Two statistical parameters used to analyze precision of an instrument are standard deviation (SD) and relative standard deviation (RSD), so whenever you get validating data for a given instrument pay attention to these parameters. The precision of a set of measurements can be determined by calculating the SD for a set of data. SD is a measure of dispersement or how much your data is spread out. Specifically, it shows you how much your data is spread out around the mean or average. For example, are all your scores close to the average? Or are lots of scores way above (or way below) the average score? On the other hand, the RSD tells you whether the “regular” SD is a small or large quantity when compared to the mean for the data set. For example, if a given RSD is 2.3% it means that SD is 2.3% of the mean, which is pretty small. In other words, the data is tightly clustered around the mean. On the other hand, if your RSD is large, say 55%, this would indicate your data is more spread out. The RSD is sometimes used for convenience but it can also give you an idea about how precise your data is in an experiment. The more precise your data, the smaller the RSD.

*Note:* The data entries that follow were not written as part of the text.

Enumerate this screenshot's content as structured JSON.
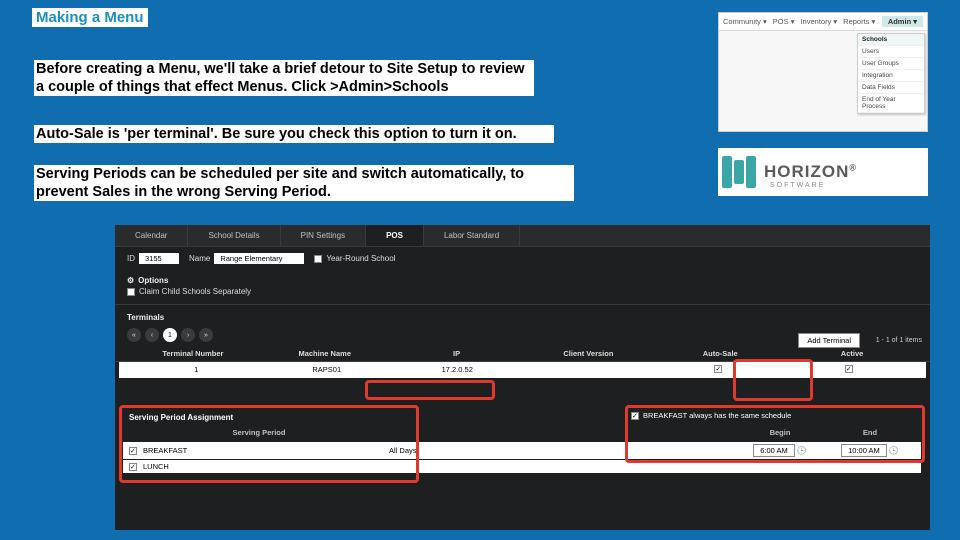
{
  "title": "Making a Menu",
  "para1": "Before creating a Menu, we'll take a brief detour to Site Setup to review a couple of things that effect Menus. Click >Admin>Schools",
  "para2": "Auto-Sale is 'per terminal'. Be sure you check this option to turn it on.",
  "para3": "Serving Periods can be scheduled per site and switch automatically, to prevent Sales in the wrong Serving Period.",
  "topnav": {
    "items": [
      "Community ▾",
      "POS ▾",
      "Inventory ▾",
      "Reports ▾"
    ],
    "admin": "Admin ▾",
    "dropdown": [
      "Schools",
      "Users",
      "User Groups",
      "Integration",
      "Data Fields",
      "End of Year Process"
    ]
  },
  "logo": {
    "brand": "HORIZON",
    "reg": "®",
    "sub": "SOFTWARE"
  },
  "panel": {
    "tabs": [
      "Calendar",
      "School Details",
      "PIN Settings",
      "POS",
      "Labor Standard"
    ],
    "active_tab": "POS",
    "id_label": "ID",
    "id_value": "3155",
    "name_label": "Name",
    "name_value": "Range Elementary",
    "year_round_label": "Year-Round School",
    "options_label": "Options",
    "claim_label": "Claim Child Schools Separately",
    "terminals_label": "Terminals",
    "add_terminal": "Add Terminal",
    "items_count": "1 - 1 of 1 items",
    "term_headers": [
      "Terminal Number",
      "Machine Name",
      "IP",
      "Client Version",
      "Auto-Sale",
      "Active"
    ],
    "term_row": {
      "num": "1",
      "machine": "RAPS01",
      "ip": "17.2.0.52",
      "ver": "",
      "auto": true,
      "active": true
    },
    "serving_title": "Serving Period Assignment",
    "serving_headers": {
      "period": "Serving Period",
      "begin": "Begin",
      "end": "End"
    },
    "same_sched": "BREAKFAST always has the same schedule",
    "serving_rows": [
      {
        "checked": true,
        "name": "BREAKFAST"
      },
      {
        "checked": true,
        "name": "LUNCH"
      }
    ],
    "all_days": "All Days",
    "begin_time": "6:00 AM",
    "end_time": "10:00 AM"
  }
}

Below I show an example of these parameters of a given instrument (Prometheus NT.48 for analyzing protein stability and agreggation).



Table 1 gives an overview of the precision regarding temperature control (Tm) and fluorescence detection (F350/F330 Ratio) for the 48 sample positions across 10 instruments. The obtained values show the outstanding repeatability and intermediate precision of this instrument.


Limits of replicability and reproducibility

Although the ability of an investigator to confirm an experimental result is essential to good science, there are practical limits to the replicability and reproducibility of findings.
Replicability is likely to be inversely proportional to the number of variables in an experiment. Every variable contains a certain degree of error. Since error propagates linearly or nonlinearly depending on the system, one may conclude that the more variables involved, the more errors can be expected, thus reducing the replicability of an experiment. Scientists may attempt to control variables in order to achieve greater reproducibility but must remember that as they do so, they may progressively depart from the heterogeneity of real life. Moreover, statistical analysis would not be required if biological experiments were precisely replicatable right?
Although errors may be minimized by good experimental technique, they cannot be eliminated entirely. There are other sources of variation in the experiment that are more difficult to control. For example, mouse groups may differ, despite being matched by genetics, supplier, gender, and age, in such intangible areas as nutrition, stress, circadian rhythm, etc. The outcomes of complex processes such as infection and the host response do not often manifest simple dose-response relationships. Inherent stochasticity in biological processes and anatomic or functional bottlenecks provide additional sources of experiment-to-experiment variability.



“When papers are written and data are presented in public it looks like everything is just perfect, and that is not what science is; Science is an imperfect human activity that we try to do as best we can.” Bjorn Olsen, Harvard cell biologist.